Kenneth "Kenny O" Ortiz (born November 10) is an American Grammy-nominated record executive, A&R, manager, consultant, radio and street promotion. As the CEO of World Trade Entertainment his efforts have resulted in 175 million records sold. Hits and acts Ortiz has been a part of, have been instrumental in the careers and successes of Pharrell Williams and The Neptunes, Rodney Jerkins, SWV ("Human Nature Remix" and "Downtown"), Ne-Yo, Jazmine Sullivan, Missy Elliott, Timbaland. The 2019 Jordan Peele movie Us features "I Got 5 On It" by Luniz, featuring Michael Marshall, produced by Tone Capone, whom he managed.

Widely known as the mastermind behind SWV, Ortiz is also known for discovering Pharrell Williams and Chad Hugo also known as the Neptunes, whom Ortiz signed to EMI to their first production and writing deal. Ortiz would A&R the unreleased compilation album which featured Charlie Wilson and Kelis which subsequently led to Kelis's signing. It was Kenny Ortiz's idea to make Pharrell and Chad change their production name to the Neptunes.

Ortiz's A&R and promotion skills through the 80s, 90s, 00s, and 2010s helped to bring numerous musical artists and figures across multiple genres to multi-platinum sales and fame, including Mellow Man Ace, Pharrell Williams, Neptunes, SWV, Destiny's Child, The Luniz, MC Hammer, Brian McKnight, Martha Wash, Anita Baker, Tracy Chapman, Keith Sweat, BeBe Winans, CeCe Winans, Ryan Toby of City High, Mantronix, Simply Red, The Cure, Ten Thousand Maniacs.

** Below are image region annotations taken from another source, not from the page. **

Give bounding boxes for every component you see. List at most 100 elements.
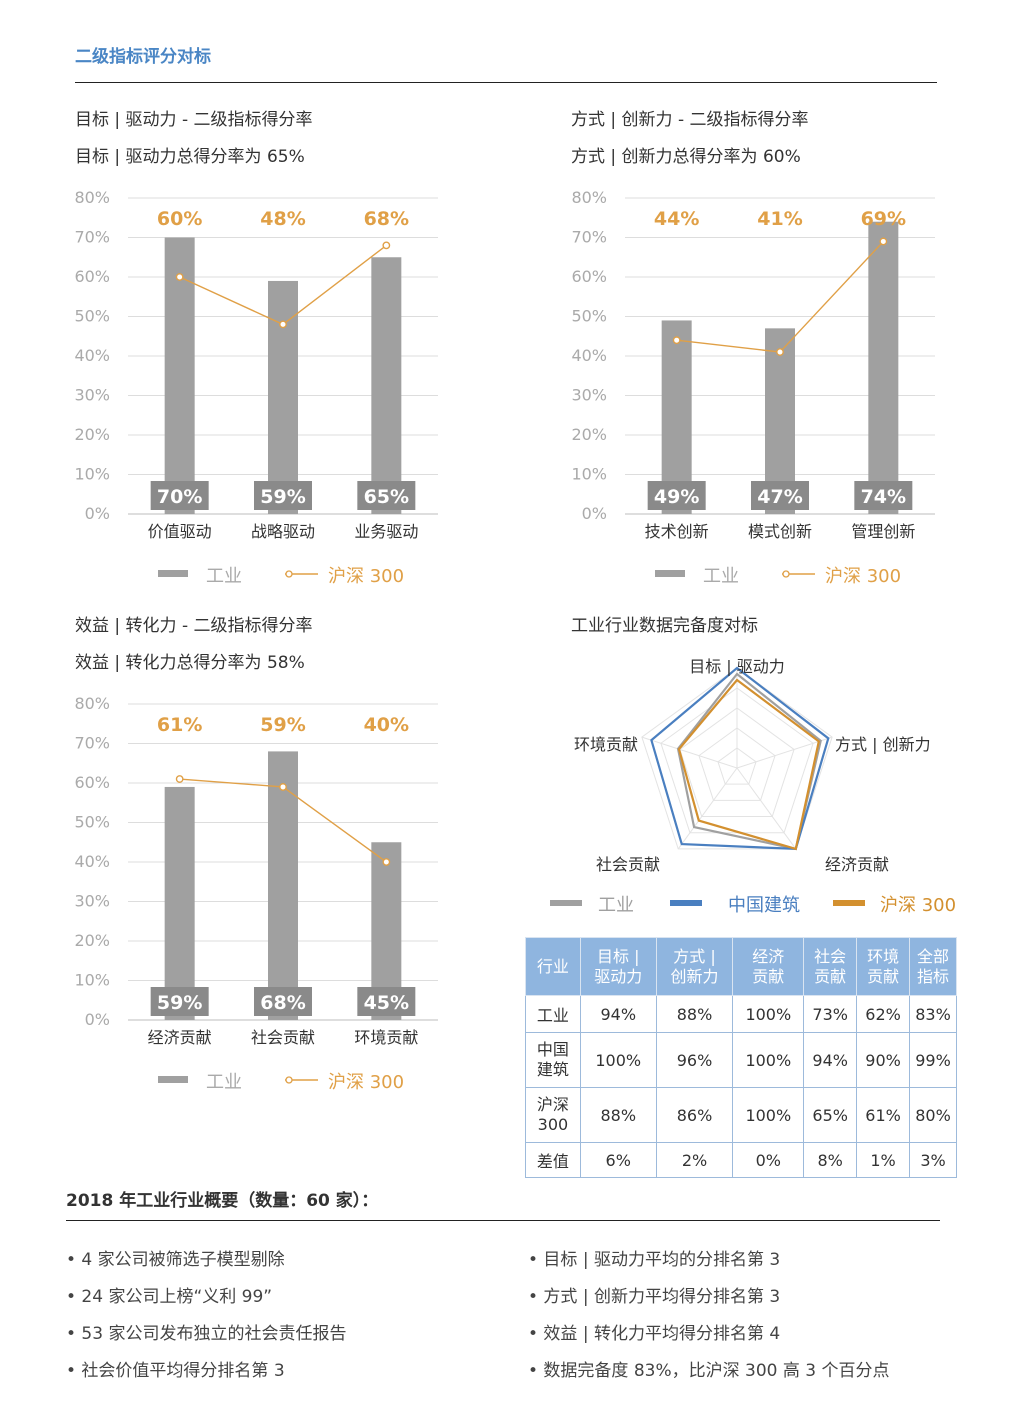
list-item: • 53 家公司发布独立的社会责任报告 xyxy=(66,1324,347,1344)
x-tick-label: 管理创新 xyxy=(851,522,915,541)
list-item: • 目标 | 驱动力平均的分排名第 3 xyxy=(528,1250,781,1270)
table-cell: 3% xyxy=(909,1142,957,1178)
y-tick-label: 70% xyxy=(571,228,607,247)
line-data-label: 40% xyxy=(364,714,409,736)
line-point xyxy=(879,237,888,246)
summary-divider xyxy=(66,1220,940,1221)
y-tick-label: 40% xyxy=(74,346,110,365)
legend-marker-hs300 xyxy=(285,570,293,578)
table-row: 沪深 300 88% 86% 100% 65% 61% 80% xyxy=(525,1087,957,1143)
chart3-title: 效益 | 转化力 - 二级指标得分率 xyxy=(75,616,313,636)
y-tick-label: 80% xyxy=(74,188,110,207)
chart2-title: 方式 | 创新力 - 二级指标得分率 xyxy=(571,110,809,130)
y-tick-label: 20% xyxy=(571,425,607,444)
bar-data-label: 65% xyxy=(364,486,409,508)
table-cell: 8% xyxy=(803,1142,858,1178)
y-tick-label: 50% xyxy=(571,307,607,326)
bar-data-label: 47% xyxy=(757,486,802,508)
line-point xyxy=(776,348,784,356)
y-tick-label: 10% xyxy=(74,465,110,484)
line-point xyxy=(382,858,391,866)
table-cell: 1% xyxy=(856,1142,911,1178)
row-label: 中国 建筑 xyxy=(525,1032,581,1088)
bar-data-label: 59% xyxy=(157,992,202,1014)
table-header-driving-force: 目标 | 驱动力 xyxy=(579,937,657,996)
y-tick-label: 50% xyxy=(74,813,110,832)
table-cell: 80% xyxy=(909,1087,957,1143)
y-tick-label: 80% xyxy=(74,694,110,713)
radar-series-hs300 xyxy=(677,678,821,851)
row-label: 沪深 300 xyxy=(525,1087,581,1143)
legend-swatch-industry xyxy=(655,570,685,577)
bar-label-box xyxy=(647,481,706,510)
legend-marker-hs300 xyxy=(782,570,790,578)
bar xyxy=(268,751,298,1020)
line-point xyxy=(672,336,681,345)
list-item: • 数据完备度 83%，比沪深 300 高 3 个百分点 xyxy=(528,1361,890,1381)
radar-axis-label: 目标 | 驱动力 xyxy=(689,657,785,676)
table-cell: 94% xyxy=(579,995,657,1033)
line-data-label: 69% xyxy=(861,208,906,230)
bar-data-label: 49% xyxy=(654,486,699,508)
table-header-innovation: 方式 | 创新力 xyxy=(655,937,734,996)
bar-label-box xyxy=(254,481,312,510)
bar-label-box xyxy=(150,987,209,1016)
radar-spoke xyxy=(641,736,738,769)
legend-label-cscec: 中国建筑 xyxy=(728,895,800,916)
x-tick-label: 环境贡献 xyxy=(354,1028,418,1047)
legend-swatch-hs300 xyxy=(833,900,865,906)
list-item: • 效益 | 转化力平均得分排名第 4 xyxy=(528,1324,781,1344)
radar-series-cscec xyxy=(650,666,830,851)
table-cell: 99% xyxy=(909,1032,957,1088)
line-data-label: 60% xyxy=(157,208,202,230)
legend-swatch-industry xyxy=(158,570,188,577)
bar-label-box xyxy=(751,481,809,510)
y-tick-label: 30% xyxy=(74,892,110,911)
table-cell: 62% xyxy=(856,995,911,1033)
table-cell: 88% xyxy=(579,1087,657,1143)
table-header-environment: 环境 贡献 xyxy=(856,937,911,996)
table-cell: 2% xyxy=(655,1142,734,1178)
chart2-innovation: 0% 10% 20% 30% 40% 50% 60% 70% 80% 49% 技术创新 44% 47% 模… xyxy=(571,188,935,587)
table-cell: 88% xyxy=(655,995,734,1033)
bar-label-box xyxy=(357,481,416,510)
table-cell: 100% xyxy=(579,1032,657,1088)
bar-label-box xyxy=(254,987,312,1016)
section-title: 二级指标评分对标 xyxy=(75,47,211,67)
y-tick-label: 0% xyxy=(85,504,110,523)
table-cell: 86% xyxy=(655,1087,734,1143)
radar-grid-ring xyxy=(698,727,776,801)
table-header-industry: 行业 xyxy=(525,937,581,996)
y-tick-label: 40% xyxy=(571,346,607,365)
table-header-social: 社会 贡献 xyxy=(803,937,858,996)
list-item: • 方式 | 创新力平均得分排名第 3 xyxy=(528,1287,781,1307)
section-divider xyxy=(75,82,937,83)
radar-axis-label: 社会贡献 xyxy=(596,855,660,874)
bar xyxy=(164,237,195,514)
radar-spoke xyxy=(677,767,738,850)
bar-label-box xyxy=(854,481,913,510)
radar-series-industry xyxy=(676,672,822,851)
legend-label-hs300: 沪深 300 xyxy=(328,1072,404,1093)
table-row: 中国 建筑 100% 96% 100% 94% 90% 99% xyxy=(525,1032,957,1088)
line-point xyxy=(175,273,184,281)
radar-spoke xyxy=(736,767,797,850)
legend-label-industry: 工业 xyxy=(206,566,242,587)
completeness-table: 行业 目标 | 驱动力 方式 | 创新力 经济 贡献 社会 贡献 环境 贡献 全部 指标 工… xyxy=(525,937,957,1178)
radar-spoke xyxy=(736,736,833,769)
legend-label-industry: 工业 xyxy=(703,566,739,587)
bar xyxy=(371,257,402,514)
table-cell: 96% xyxy=(655,1032,734,1088)
y-tick-label: 20% xyxy=(74,931,110,950)
y-tick-label: 70% xyxy=(74,734,110,753)
x-tick-label: 模式创新 xyxy=(748,522,812,541)
chart3-subtitle: 效益 | 转化力总得分率为 58% xyxy=(75,653,305,673)
line-point xyxy=(279,320,287,329)
line-data-label: 68% xyxy=(364,208,409,230)
bar xyxy=(164,786,195,1020)
legend-marker-hs300 xyxy=(285,1076,293,1084)
table-cell: 100% xyxy=(732,1087,805,1143)
legend-swatch-industry xyxy=(158,1076,188,1083)
y-tick-label: 70% xyxy=(74,228,110,247)
chart1-subtitle: 目标 | 驱动力总得分率为 65% xyxy=(75,147,305,167)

Ortiz is responsible for helping acts to get signed by major labels. Artists that benefited from Kenny's musical ear include: Jazmine Sullivan (whom Ortiz discovered on Showtime of The Apollo, brought her into the studio for the first time, and then introduced to her to her mentor Missy Elliott who would eventually produce her #1 singles nearly a decade later), Brian McKnight (whom Ortiz discovered utilizing his vocals for demos and eventually brought him in front of labels who signed him), "Joe" (also demo vocalist for Ortiz and was first to use him as a producer and writer as well as introduced him to the history of the R&B world, and nurtured his craft. Ortiz introduced him to Pharrell Williams). Ortiz also helped in the development of acts like: Shaffer Smith aka Ne-Yo (whom Ortiz A&R'd as a senior vice president at Columbia Records, Amerie (A&R’d her platinum album All I Have), Ryan Toby (helped him land his position in the movie Sister Act 2), Johnta Austin (discovered him, signed him to RCA Records and put him together with Pharrell Williams, and the Wu-Tang Clan received their first R&B record from Ortiz, who handpicked them to remix "Anything" by SWV which catapulted them from underground to household name.

==Media==
Television:
SWV Reunited: Season 2 (filmed Apr 10, 2014 – releasing Fall 2014)
VH1's: Dreamgirls: The Making and Breaking of Girl Groups (2006)
TV One's: "Unsung" for SWV and Martha Wash

In Movies As Executive Producer of Soundtracks:
Tupac's Above the Rim
Michael Jackson's Free Willy

Articles:
Rolling Stone magazine: Feb 20, 2014

Books:
"How They Made It: True Stories of How Music's Biggest Stars Went From Start To Stardom" by Dan Kimpel (2006 Hal Leonard).
- Ortiz is mentioned in the story of Brian McKnight.